Kreml wirft deutschen Ärzten voreilige Gift-Diagnose bei Nawalny vor
Die Berliner Charité geht nach ihren bisherigen Funden bei Nawalny von einer Vergiftung aus. Russland kann die Eile der deutschen Ärzte «nicht nachvollziehen».
Das Wichtigste in Kürze
- Kremlkritiker Alexej Nawalny wird derzeit in der Berliner Charité untersucht.
- Die Klinik geht nach ihren bisherigen Funden von einer Vergiftung aus.
- Russland wirft den deutschen Ärzten nun eine voreilige Diagnose vor.
Im Fall des mutmasslich vergifteten Kreml-Kritikers Alexej Nawalny hat Russland den deutschen Ärzten eine voreilige Gift-Diagnose vorgeworfen.
«Die medizinische Analyse unserer Mediziner und die der Deutschen stimmt komplett überein. Aber ihre Schlussfolgerungen sind unterschiedlich», sagte Kreml-Sprecher Dmitri Peskow am Dienstag. «Wir verstehen diese Eile der deutschen Kollegen nicht.»
Der prominente Kritiker von Präsident Wladimir Putin wird derzeit in der Berliner Charité behandelt. Dies, nachdem er bei einem Flug in Russland zusammengebrochen und zunächst in einem Krankenhaus im sibirischen Omsk behandelt worden war. Die Charité geht nach ihren bisherigen Befunden von einer Vergiftung aus. Laut den Ärzten handelt es sich um eine «Substanz aus der Wirkstoffgruppe der Cholinesterase-Hemmer».

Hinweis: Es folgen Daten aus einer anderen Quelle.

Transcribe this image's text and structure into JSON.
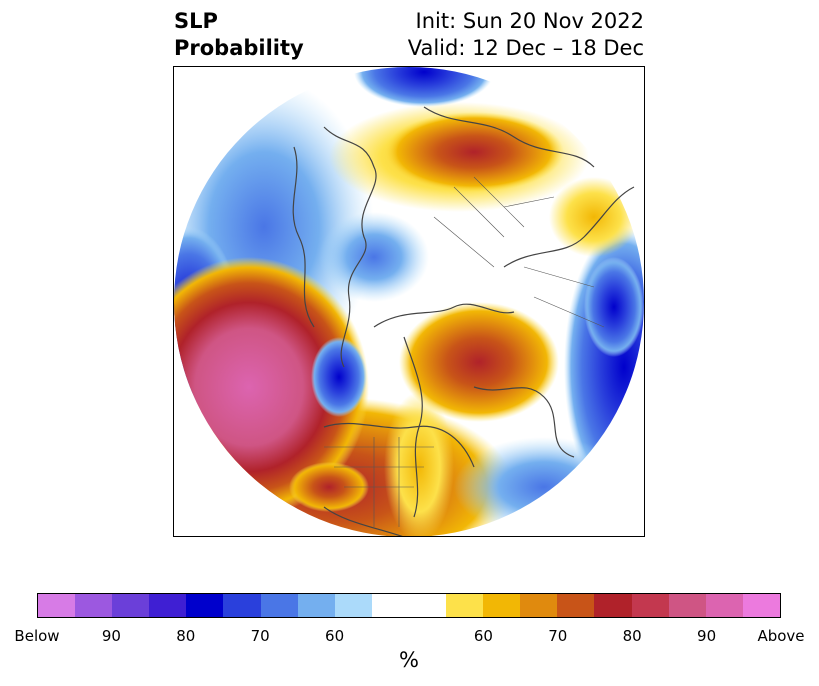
{
  "title": {
    "line1_left": "SLP",
    "line2_left": "Probability",
    "line1_right": "Init: Sun 20 Nov 2022",
    "line2_right": "Valid: 12 Dec – 18 Dec"
  },
  "colorbar": {
    "unit": "%",
    "labels": [
      "Below",
      "90",
      "80",
      "70",
      "60",
      "60",
      "70",
      "80",
      "90",
      "Above"
    ],
    "colors": [
      "#d77be6",
      "#9c58e0",
      "#6b3fd9",
      "#3f1fd3",
      "#0000cc",
      "#2a40dc",
      "#4a76e6",
      "#74afef",
      "#abdafa",
      "#ffffff",
      "#ffffff",
      "#fde14a",
      "#f2b705",
      "#e08a0e",
      "#c85418",
      "#b0222a",
      "#c3384f",
      "#cf5584",
      "#dc64b0",
      "#ec7ade"
    ]
  },
  "map": {
    "projection": "north-polar-stereographic",
    "field": "SLP probability",
    "features": [
      "coastlines",
      "country-borders",
      "state-borders"
    ]
  }
}
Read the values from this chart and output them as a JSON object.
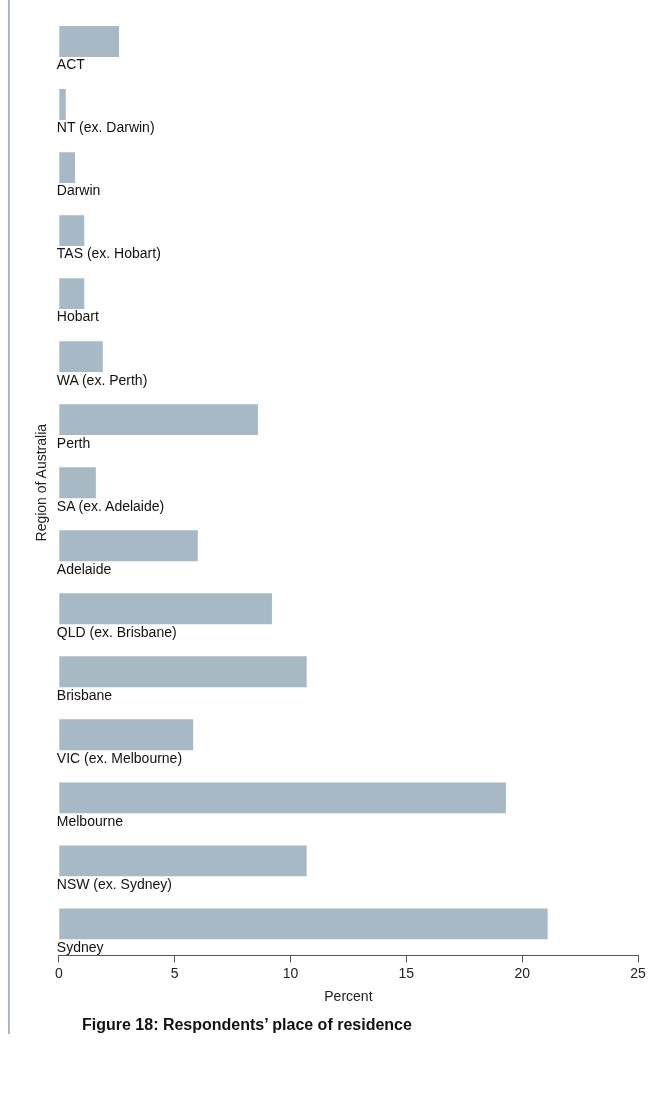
{
  "chart_data": {
    "type": "bar",
    "orientation": "horizontal",
    "title": "Figure 18: Respondents’ place of residence",
    "xlabel": "Percent",
    "ylabel": "Region of Australia",
    "categories": [
      "ACT",
      "NT (ex. Darwin)",
      "Darwin",
      "TAS (ex. Hobart)",
      "Hobart",
      "WA (ex. Perth)",
      "Perth",
      "SA (ex. Adelaide)",
      "Adelaide",
      "QLD (ex. Brisbane)",
      "Brisbane",
      "VIC (ex. Melbourne)",
      "Melbourne",
      "NSW (ex. Sydney)",
      "Sydney"
    ],
    "values": [
      2.6,
      0.3,
      0.7,
      1.1,
      1.1,
      1.9,
      8.6,
      1.6,
      6.0,
      9.2,
      10.7,
      5.8,
      19.3,
      10.7,
      21.1
    ],
    "color": "#a6b9c4",
    "xlim": [
      0,
      25
    ],
    "xticks": [
      0,
      5,
      10,
      15,
      20,
      25
    ],
    "grid": false,
    "legend": false
  }
}
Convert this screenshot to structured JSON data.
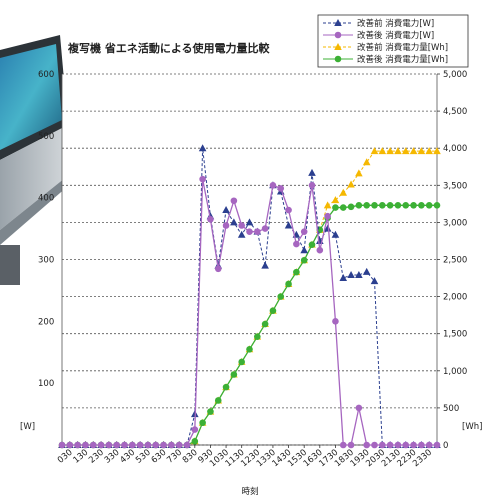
{
  "chart_data": {
    "type": "line",
    "title": "複写機 省エネ活動による使用電力量比較",
    "xlabel": "時刻",
    "ylabel_left": "[W]",
    "ylabel_right": "[Wh]",
    "ylim_left": [
      0,
      600
    ],
    "ylim_right": [
      0,
      5000
    ],
    "grid": true,
    "legend_position": "top-right",
    "yticks_left": [
      "0",
      "100",
      "200",
      "300",
      "400",
      "500",
      "600"
    ],
    "yticks_right": [
      "0",
      "500",
      "1,000",
      "1,500",
      "2,000",
      "2,500",
      "3,000",
      "3,500",
      "4,000",
      "4,500",
      "5,000"
    ],
    "x_tick_labels": [
      "030",
      "130",
      "230",
      "330",
      "430",
      "530",
      "630",
      "730",
      "830",
      "930",
      "1030",
      "1130",
      "1230",
      "1330",
      "1430",
      "1530",
      "1630",
      "1730",
      "1830",
      "1930",
      "2030",
      "2130",
      "2230",
      "2330"
    ],
    "x": [
      "000",
      "030",
      "100",
      "130",
      "200",
      "230",
      "300",
      "330",
      "400",
      "430",
      "500",
      "530",
      "600",
      "630",
      "700",
      "730",
      "800",
      "830",
      "900",
      "930",
      "1000",
      "1030",
      "1100",
      "1130",
      "1200",
      "1230",
      "1300",
      "1330",
      "1400",
      "1430",
      "1500",
      "1530",
      "1600",
      "1630",
      "1700",
      "1730",
      "1800",
      "1830",
      "1900",
      "1930",
      "2000",
      "2030",
      "2100",
      "2130",
      "2200",
      "2230",
      "2300",
      "2330",
      "2400"
    ],
    "series": [
      {
        "name": "改善前 消費電力[W]",
        "axis": "left",
        "color": "#2b3f8f",
        "marker": "triangle",
        "line": "dashed",
        "values": [
          0,
          0,
          0,
          0,
          0,
          0,
          0,
          0,
          0,
          0,
          0,
          0,
          0,
          0,
          0,
          0,
          0,
          50,
          480,
          370,
          290,
          380,
          360,
          340,
          360,
          345,
          290,
          420,
          410,
          355,
          340,
          315,
          440,
          330,
          350,
          340,
          270,
          275,
          275,
          280,
          265,
          0,
          0,
          0,
          0,
          0,
          0,
          0,
          0
        ]
      },
      {
        "name": "改善後 消費電力[W]",
        "axis": "left",
        "color": "#a666c0",
        "marker": "circle",
        "line": "solid",
        "values": [
          0,
          0,
          0,
          0,
          0,
          0,
          0,
          0,
          0,
          0,
          0,
          0,
          0,
          0,
          0,
          0,
          0,
          25,
          430,
          365,
          285,
          355,
          395,
          355,
          345,
          345,
          350,
          420,
          415,
          380,
          325,
          345,
          420,
          315,
          370,
          200,
          0,
          0,
          60,
          0,
          0,
          0,
          0,
          0,
          0,
          0,
          0,
          0,
          0
        ]
      },
      {
        "name": "改善前 消費電力量[Wh]",
        "axis": "right",
        "color": "#f5b800",
        "marker": "triangle",
        "line": "dashed",
        "values": [
          0,
          0,
          0,
          0,
          0,
          0,
          0,
          0,
          0,
          0,
          0,
          0,
          0,
          0,
          0,
          0,
          0,
          50,
          300,
          450,
          600,
          780,
          950,
          1120,
          1290,
          1460,
          1630,
          1810,
          2000,
          2170,
          2330,
          2490,
          2700,
          2900,
          3230,
          3300,
          3400,
          3510,
          3660,
          3810,
          3960,
          3960,
          3960,
          3960,
          3960,
          3960,
          3960,
          3960,
          3960
        ]
      },
      {
        "name": "改善後 消費電力量[Wh]",
        "axis": "right",
        "color": "#3cb035",
        "marker": "circle",
        "line": "solid",
        "values": [
          0,
          0,
          0,
          0,
          0,
          0,
          0,
          0,
          0,
          0,
          0,
          0,
          0,
          0,
          0,
          0,
          0,
          50,
          300,
          450,
          600,
          780,
          950,
          1120,
          1290,
          1460,
          1630,
          1810,
          2000,
          2170,
          2330,
          2490,
          2700,
          2900,
          3060,
          3200,
          3200,
          3210,
          3230,
          3230,
          3230,
          3230,
          3230,
          3230,
          3230,
          3230,
          3230,
          3230,
          3230
        ]
      }
    ]
  }
}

«Stoffwechselstörung» sei wahrscheinlicher
Einige Stunden nach der Charité-Mitteilung erklärten russische Ärzte, sie hätten bei ihren Untersuchungen keinerlei Hinweise auf eine Vergiftung gefunden. Bereits vor Nawalnys Verlegung nach Berlin erklärten russische Ärzte, es sei kein Gift im Körper des Patienten gefunden worden. Wahrscheinlicher sei «eine Stoffwechselstörung», möglicherweise verursacht durch einen «starken Abfall des Blutzuckerspiegels».
Der bekannte russische Anti-Korruptions-Aktivist und Kreml-Kritiker hatte während eines Fluges von Sibirien nach Moskau heftige Krämpfe bekommen. Anschliessend verlor er gar das Bewusstsein. Nawalnys Umfeld geht davon aus, dass er durch einen Tee vergiftet wurde, den er kurz vor dem Abflug getrunken hatte.
Die russische Seite lehnte zunächst einen Krankentransport nach Berlin ab. Seit Samstag befindet sich Nawalny aber auf der Intensivstation der Charité und liegt nach Angaben der Klinik im künstlichen Koma. Sein Gesundheitszustand ist demnach ernst, akute Lebensgefahr besteht aber nicht.
Nach der Charité-Vergiftungsdiagnose forderten Bundeskanzlerin Angela Merkel (CDU) und Aussenminister Heiko Maas (SPD) die russischen Behörden zur Aufklärung auf.